Helping the Trust to stay open
This vital funding is from the Culture Recovery Fund for Heritageand the Heritage Stimulus Fund – funded by Government and administered at arms-length by Historic England and the National Lottery Heritage Fund. Both funds are part of the Government’s £1.57 billion Culture Recovery Fund which is designed to secure the future of Britain’s museums, galleries, theatres, independent cinemas, heritage sites and music venues with emergency grants and loans.
Culture Secretary Oliver Dowden said:“As a nation it is essential that we preserve our heritage and celebrate and learn from our past. This massive support package will protect our shared heritage for future generations, save jobs and help us prepare for a cultural bounceback post-Covid.”

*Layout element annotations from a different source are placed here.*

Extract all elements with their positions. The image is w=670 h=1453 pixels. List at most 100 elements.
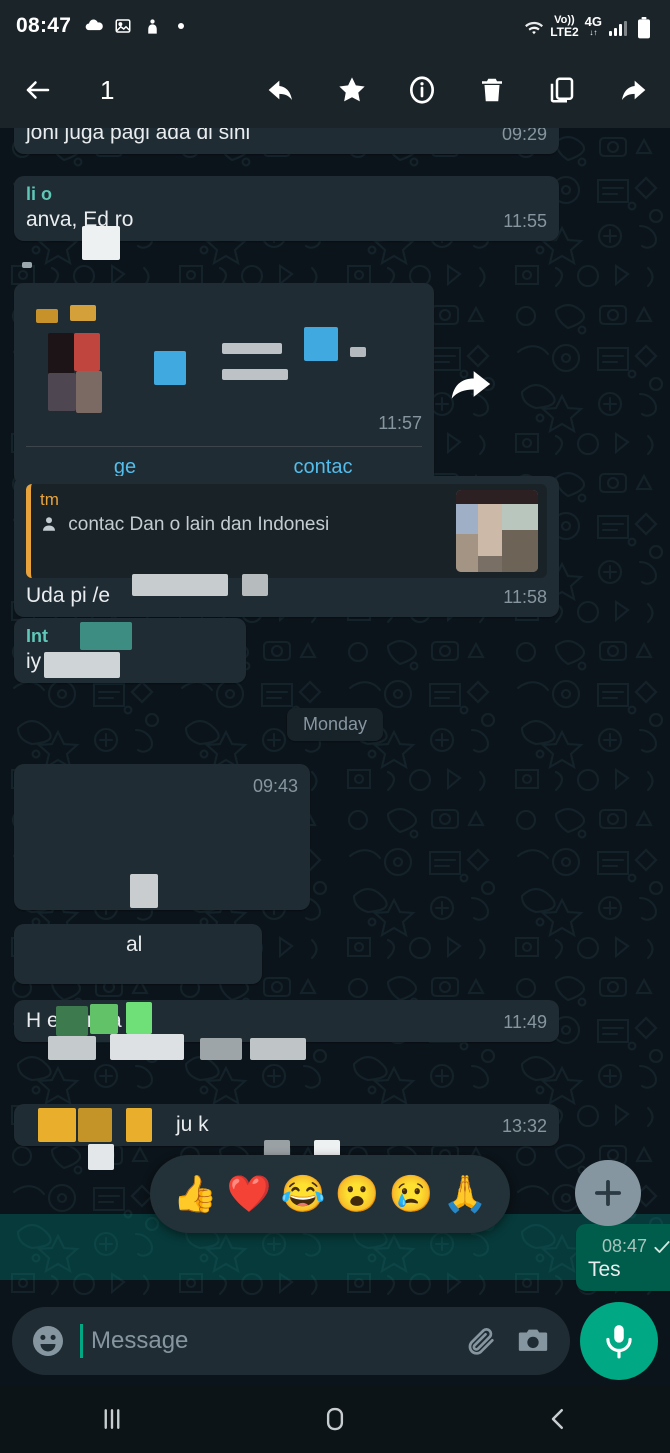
chat-bubble-outgoing[interactable]: 08:47 Tes bbox=[575, 1224, 670, 1291]
volte-indicator: Vo)) LTE2 bbox=[550, 13, 579, 39]
forward-icon[interactable] bbox=[448, 367, 492, 401]
trash-icon[interactable] bbox=[476, 74, 508, 106]
message-text: Uda pi /e bbox=[26, 584, 111, 607]
quoted-message-body: contac Dan o lain dan Indonesi bbox=[40, 513, 448, 536]
plus-icon bbox=[595, 1180, 621, 1206]
message-timestamp: 13:32 bbox=[501, 1116, 547, 1136]
emoji-reaction-bar[interactable]: 👍 ❤️ 😂 😮 😢 🙏 bbox=[150, 1155, 510, 1233]
dot-icon bbox=[171, 16, 191, 36]
reaction-cry[interactable]: 😢 bbox=[389, 1176, 434, 1212]
back-button[interactable] bbox=[528, 1398, 588, 1440]
reaction-heart[interactable]: ❤️ bbox=[227, 1176, 272, 1212]
network-generation-indicator: 4G ↓↑ bbox=[584, 14, 602, 38]
message-row[interactable]: 13:32 ju k bbox=[14, 1104, 670, 1170]
photo-thumbnail bbox=[456, 490, 538, 572]
copy-icon[interactable] bbox=[546, 74, 578, 106]
chat-bubble-incoming[interactable]: al bbox=[14, 924, 262, 984]
redaction-block bbox=[132, 574, 228, 596]
message-timestamp: 09:29 bbox=[501, 128, 547, 144]
chat-bubble-incoming[interactable]: 13:32 ju k bbox=[14, 1104, 559, 1170]
chat-bubble-incoming[interactable]: 11:57 ge contac bbox=[14, 283, 434, 485]
redaction-block bbox=[242, 574, 268, 596]
message-input-placeholder[interactable]: Message bbox=[91, 1327, 448, 1355]
message-row[interactable]: 09:29 joni juga pagi ada di sini bbox=[14, 128, 670, 154]
message-text: al bbox=[126, 933, 143, 956]
redaction-block bbox=[90, 1004, 118, 1034]
redaction-block bbox=[88, 1144, 114, 1170]
message-sender-name: li o bbox=[26, 184, 52, 204]
wifi-icon bbox=[524, 18, 544, 38]
message-timestamp: 11:55 bbox=[503, 211, 547, 231]
reaction-joy[interactable]: 😂 bbox=[281, 1176, 326, 1212]
chat-bubble-incoming[interactable]: 11:49 H en i nga al bbox=[14, 1000, 559, 1060]
day-divider: Monday bbox=[286, 708, 384, 741]
system-navigation-bar[interactable] bbox=[0, 1385, 670, 1453]
message-input-pill[interactable]: Message bbox=[12, 1306, 570, 1375]
quoted-message-author: tm bbox=[40, 490, 59, 509]
redaction-block bbox=[126, 1108, 152, 1142]
message-row[interactable]: 11:49 H en i nga al bbox=[14, 1000, 670, 1060]
redaction-block bbox=[70, 305, 96, 321]
redaction-block bbox=[56, 1006, 88, 1036]
reaction-thumbs-up[interactable]: 👍 bbox=[173, 1176, 218, 1212]
add-reaction-button[interactable] bbox=[575, 1160, 641, 1226]
chat-bubble-incoming[interactable]: li o 11:55 anva, Ed ro bbox=[14, 176, 559, 268]
message-media-preview[interactable] bbox=[26, 291, 422, 413]
message-row-selected[interactable]: 08:47 Tes bbox=[14, 1224, 670, 1291]
forward-icon[interactable] bbox=[616, 74, 648, 106]
redaction-block bbox=[126, 1002, 152, 1034]
message-text: joni juga pagi ada di sini bbox=[26, 128, 251, 144]
image-icon bbox=[113, 16, 133, 36]
quoted-message[interactable]: tm contac Dan o lain dan Indonesi bbox=[26, 484, 547, 578]
message-composer[interactable]: Message bbox=[0, 1296, 670, 1385]
redaction-block bbox=[82, 226, 120, 260]
redaction-block bbox=[36, 309, 58, 323]
redaction-block bbox=[200, 1038, 242, 1060]
message-row[interactable]: 11:57 ge contac bbox=[14, 283, 670, 485]
status-bar-right-cluster: Vo)) LTE2 4G ↓↑ bbox=[524, 13, 654, 39]
redaction-block bbox=[48, 1036, 96, 1060]
redaction-block bbox=[48, 373, 76, 411]
message-timestamp: 11:57 bbox=[378, 413, 422, 433]
chat-message-area[interactable]: 09:29 joni juga pagi ada di sini li o 11… bbox=[0, 128, 670, 1296]
status-bar: 08:47 Vo)) LTE2 4G ↓↑ bbox=[0, 0, 670, 52]
home-button[interactable] bbox=[305, 1398, 365, 1440]
message-row[interactable]: Int iy u t 2 bbox=[14, 618, 670, 683]
redaction-block bbox=[78, 1108, 112, 1142]
text-cursor bbox=[80, 1323, 83, 1358]
redaction-block bbox=[222, 343, 282, 354]
contact-icon bbox=[43, 517, 55, 531]
back-arrow-icon[interactable] bbox=[22, 74, 54, 106]
redaction-block bbox=[48, 333, 74, 375]
chat-bubble-incoming[interactable]: Int iy u t 2 bbox=[14, 618, 246, 683]
message-row[interactable]: al bbox=[14, 924, 670, 984]
redaction-block bbox=[222, 369, 288, 380]
message-row[interactable]: li o 11:55 anva, Ed ro bbox=[14, 176, 670, 268]
paperclip-icon[interactable] bbox=[462, 1322, 500, 1360]
redaction-block bbox=[80, 622, 132, 650]
redaction-block bbox=[304, 327, 338, 361]
chat-bubble-incoming[interactable]: tm contac Dan o lain dan Indonesi 11:58 … bbox=[14, 476, 559, 617]
message-row[interactable]: 09:43 bbox=[14, 764, 670, 910]
info-icon[interactable] bbox=[406, 74, 438, 106]
chat-bubble-incoming[interactable]: 09:29 joni juga pagi ada di sini bbox=[14, 128, 559, 154]
message-meta: 08:47 bbox=[602, 1236, 670, 1257]
camera-icon[interactable] bbox=[514, 1322, 552, 1360]
redaction-block bbox=[110, 1034, 184, 1060]
quoted-message-text: tm contac Dan o lain dan Indonesi bbox=[40, 490, 448, 572]
signal-icon bbox=[608, 18, 628, 38]
message-row[interactable]: tm contac Dan o lain dan Indonesi 11:58 … bbox=[14, 476, 670, 617]
smiley-icon[interactable] bbox=[30, 1323, 66, 1359]
redaction-block bbox=[350, 347, 366, 357]
reply-icon[interactable] bbox=[266, 74, 298, 106]
recents-button[interactable] bbox=[82, 1398, 142, 1440]
message-timestamp: 11:49 bbox=[503, 1012, 547, 1032]
battery-icon bbox=[634, 16, 654, 38]
reaction-pray[interactable]: 🙏 bbox=[443, 1176, 488, 1212]
reaction-surprised[interactable]: 😮 bbox=[335, 1176, 380, 1212]
star-icon[interactable] bbox=[336, 74, 368, 106]
voice-record-button[interactable] bbox=[580, 1301, 658, 1380]
chat-bubble-incoming[interactable]: 09:43 bbox=[14, 764, 310, 910]
sent-check-icon bbox=[654, 1240, 670, 1253]
redaction-block bbox=[76, 371, 102, 413]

Duncan Wilson, Historic England’s Chief Executive said: “It is heartening to see grants, both large and small, from the Government’s Culture Recovery Fund helping heritage sites and organisations across the country which have been hit hard by the effects of Covid-19.
“These grants range from giving skilled craft workers the chance to keep their trades alive to helping heritage organisations pay the bills, and to kick-starting repair works at our best-loved historic sites. The funding is an essential lifeline for our heritage and the people who work tirelessly to conserve it for us all, so that we can hand it on to future generations.”
Ros Kerslake, Chief Executive of the National Lottery Heritage Fund said:“It is absolutely right that investing in heritage should be a priority during this crisis and this support by Government is crucial. Heritage creates jobs and economic prosperity, is a major driver for tourism and makes our towns, cities, and rural areas better places to live. All of this is so important for our wellbeing and will be particularly vital when we start to emerge from this incredibly difficult time.
“Our heritage is still facing a perilous future – we are not out of the woods yet. But this hugely welcome funding from Government, and the money we continue to invest from the National Lottery, has undoubtedly stopped heritage and the organisations that care for it being permanently lost.”